2. A factory has a quality control standard that consists of randomly selecting 20 items produced daily and determining the number of defective units. If there are two or more defective units, manufacturing stops for an equipment inspection. It is known from experience that the probability that a produced item is defective is 5%. Find the probability that on any day production will stop when applying the standard.

Let's denote the random variable representing the number of defective items out of 20 selected as X . This random variable follows a binomial distribution with n = 20 and p = 0.05 .

The probability that there are 2 or more defective items can be found by calculating the complementary event, which is the probability that there are 0 or 1 defective items.

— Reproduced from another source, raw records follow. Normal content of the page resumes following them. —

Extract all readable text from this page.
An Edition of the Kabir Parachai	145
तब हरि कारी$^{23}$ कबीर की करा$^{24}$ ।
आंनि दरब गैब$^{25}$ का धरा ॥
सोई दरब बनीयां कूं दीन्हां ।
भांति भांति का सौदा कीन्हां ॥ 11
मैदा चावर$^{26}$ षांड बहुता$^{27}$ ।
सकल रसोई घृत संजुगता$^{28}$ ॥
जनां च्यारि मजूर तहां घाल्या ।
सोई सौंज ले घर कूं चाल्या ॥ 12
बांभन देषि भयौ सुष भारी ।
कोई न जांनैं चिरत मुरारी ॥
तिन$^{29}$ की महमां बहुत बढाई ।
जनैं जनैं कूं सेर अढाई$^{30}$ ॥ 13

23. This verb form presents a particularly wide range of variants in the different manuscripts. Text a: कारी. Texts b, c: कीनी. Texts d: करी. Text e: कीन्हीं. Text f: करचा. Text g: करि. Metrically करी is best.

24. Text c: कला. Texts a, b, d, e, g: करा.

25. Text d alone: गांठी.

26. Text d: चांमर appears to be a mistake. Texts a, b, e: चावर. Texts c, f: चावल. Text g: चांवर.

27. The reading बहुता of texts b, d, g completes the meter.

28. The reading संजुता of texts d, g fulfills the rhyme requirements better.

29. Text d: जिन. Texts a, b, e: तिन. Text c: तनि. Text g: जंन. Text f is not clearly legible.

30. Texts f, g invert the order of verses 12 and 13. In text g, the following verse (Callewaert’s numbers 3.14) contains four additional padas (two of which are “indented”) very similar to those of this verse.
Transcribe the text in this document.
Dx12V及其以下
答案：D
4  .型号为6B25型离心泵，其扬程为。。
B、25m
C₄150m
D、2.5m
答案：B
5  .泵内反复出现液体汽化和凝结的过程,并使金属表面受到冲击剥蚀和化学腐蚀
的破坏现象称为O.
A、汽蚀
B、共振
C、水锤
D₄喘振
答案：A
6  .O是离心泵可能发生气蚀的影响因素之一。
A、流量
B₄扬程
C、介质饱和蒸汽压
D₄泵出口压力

The probability of having 0 or 1 defective item can be calculated as follows:
P(X = 0) = \binom{20}{0} (0.05)^0 (0.95)^{20}
P(X = 1) = \binom{20}{1} (0.05)^1 (0.95)^{19}

Now, the probability of having 2 or more defective items is:
P(\text{2 or more defects}) = 1 - P(X=0) - P(X=1)

Calculating each part:
P(X=0) = \binom{20}{0} (0.05)^0 (0.95)^{20} = 0.3585
P(X=1) = \binom{20}{1} (0.05)^1 (0.95)^{19} \approx 0.3774

Therefore,
P(\text{2 or more defects}) = 1 - 0.3585 - 0.3774 = 0.2641

So, the probability that production stops on any day is \boxed{0.2641} .